Pengembang Tawarkan Apartemen di bawah Rp 500 Juta di Ciledug

Big Banner

JAKARTA, KOMPAS.com – Project Director ADE PEDE Realty Shandy Sumampouw mengatakan, proyek besutannya di Ciledug, The Citara Apartment, saat ini memang menyasar kalangan muda di segmen pasar kelas menengah, terutama yang selama ini berdomisili di kawasan selatan dan barat Jakarta, area Tangerang, serta Ciledug.

“Kalangan menengah, terutama pasangan muda, mayoritas belum memiliki rumah, sedangkan harga rumah di tengah kota semakin melambung tinggi sehingga pilihan terbaik tentunya tinggal di apartemen,” ujar Shandy di Jakarta, Rabu (2/12/2015).

Untuk itulah, dia melanjutkan, apartemen tersebut ditawarkan mulai kisaran Rp 320 juta hingga Rp 400 juta per unit. Ini merupakan proyek hunian vertikal terbaru dari Ade Pede ADE Realty di kawasan superblok central business district (CBD) Ciledug.

Menurut dia, kawasan superblok CBD Ciledug merupakan lingkungan yang sudah terbentuk. Dengan demikian lokasinya relatif dekat dari selatan dan barat Jakarta.

“Kemudahan aksesnya banyak.

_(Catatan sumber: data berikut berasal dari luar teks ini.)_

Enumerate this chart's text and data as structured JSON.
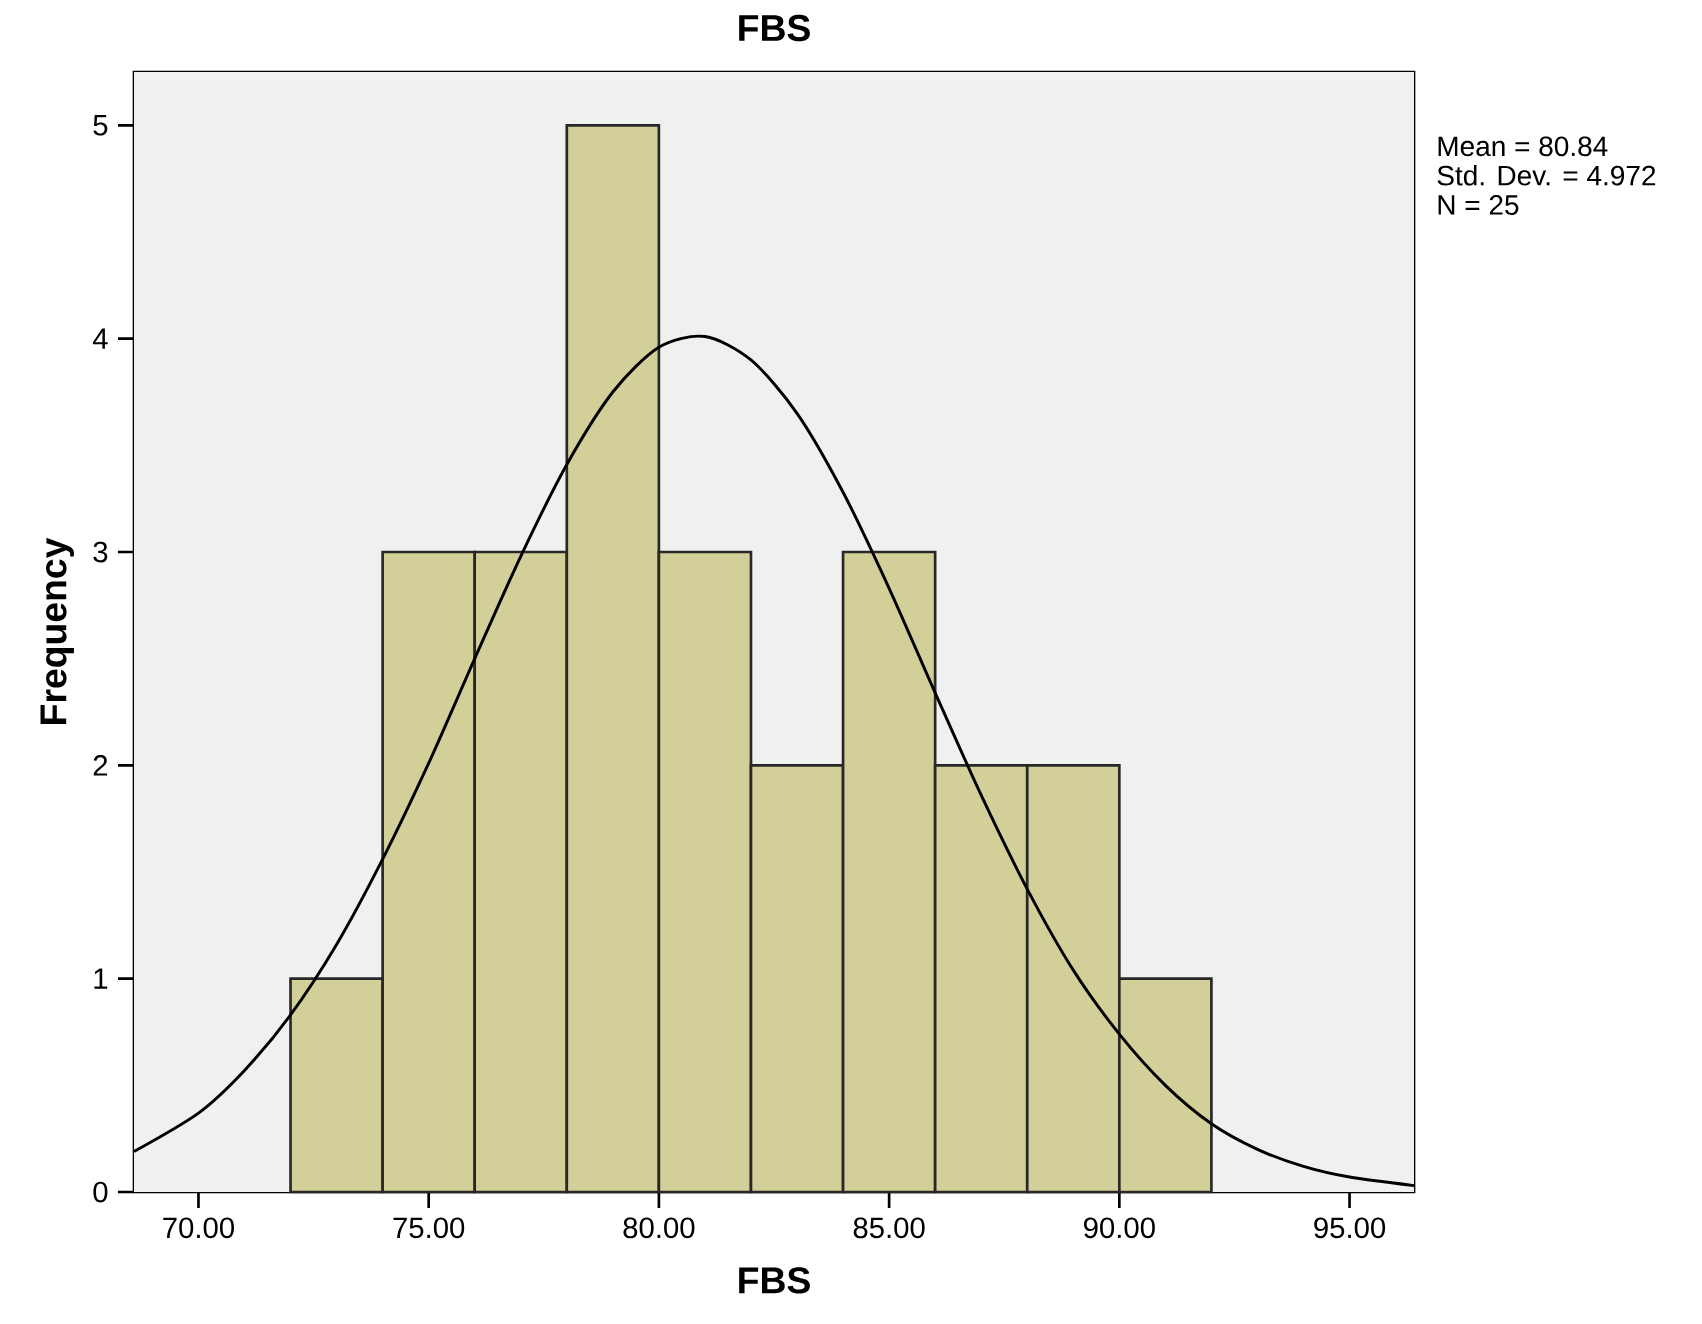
{
  "chart_data": {
    "type": "histogram",
    "title": "FBS",
    "xlabel": "FBS",
    "ylabel": "Frequency",
    "bins": [
      72,
      74,
      76,
      78,
      80,
      82,
      84,
      86,
      88,
      90,
      92
    ],
    "values": [
      1,
      3,
      3,
      5,
      3,
      2,
      3,
      2,
      2,
      1
    ],
    "color": "#d3cf99",
    "series": [
      {
        "type": "line",
        "color": "#000000",
        "x": [
          68.6,
          70,
          71,
          72,
          73,
          74,
          75,
          76,
          77,
          78,
          79,
          80,
          81,
          82,
          83,
          84,
          85,
          86,
          87,
          88,
          89,
          90,
          91,
          92,
          93,
          94,
          95,
          96.4
        ],
        "values": [
          0.19,
          0.37,
          0.57,
          0.83,
          1.16,
          1.56,
          2.01,
          2.5,
          2.98,
          3.41,
          3.75,
          3.96,
          4.01,
          3.9,
          3.65,
          3.28,
          2.83,
          2.34,
          1.86,
          1.42,
          1.04,
          0.74,
          0.5,
          0.32,
          0.2,
          0.12,
          0.07,
          0.03
        ]
      }
    ],
    "xlim": [
      68.6,
      96.4
    ],
    "ylim": [
      0,
      5.25
    ],
    "xticks": [
      {
        "value": 70,
        "label": "70.00"
      },
      {
        "value": 75,
        "label": "75.00"
      },
      {
        "value": 80,
        "label": "80.00"
      },
      {
        "value": 85,
        "label": "85.00"
      },
      {
        "value": 90,
        "label": "90.00"
      },
      {
        "value": 95,
        "label": "95.00"
      }
    ],
    "yticks": [
      0,
      1,
      2,
      3,
      4,
      5
    ],
    "marker": "none",
    "annotations": [
      "Mean = 80.84",
      "Std. Dev. = 4.972",
      "N = 25"
    ]
  }
}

Saat ini sedang dibangun elevated busway koridor Tendean-Blok M-Ciledug. Selain itu juga akan ada light rail transit menuju Bandara Internasional Soekarno-Hatta,” ujarnya.

Proyek tersebut dibangun di areal seluas 1,3 hektare terdiri dari tiga menara. Setinggi 27 lantai, apartemen tersebut akan meliputi 1.436 unit dengan empat tipe, mulai dari tipe studio hingga tiga kamar tidur.

Kredit

The Citara Apartment ditawarkan mulai dari kisaran harga Rp 320 juta hingga Rp 400 juta per unit. Shandy mengaku optimistis, dengan harga jual relatif terjangkau itu akan menimbulkan minat bagi pasangan muda golongan menengah.

“Target serah terima unit akan dilakukan sesuai rencana, yaitu tahun 2018 mendatang,” kata Shandy.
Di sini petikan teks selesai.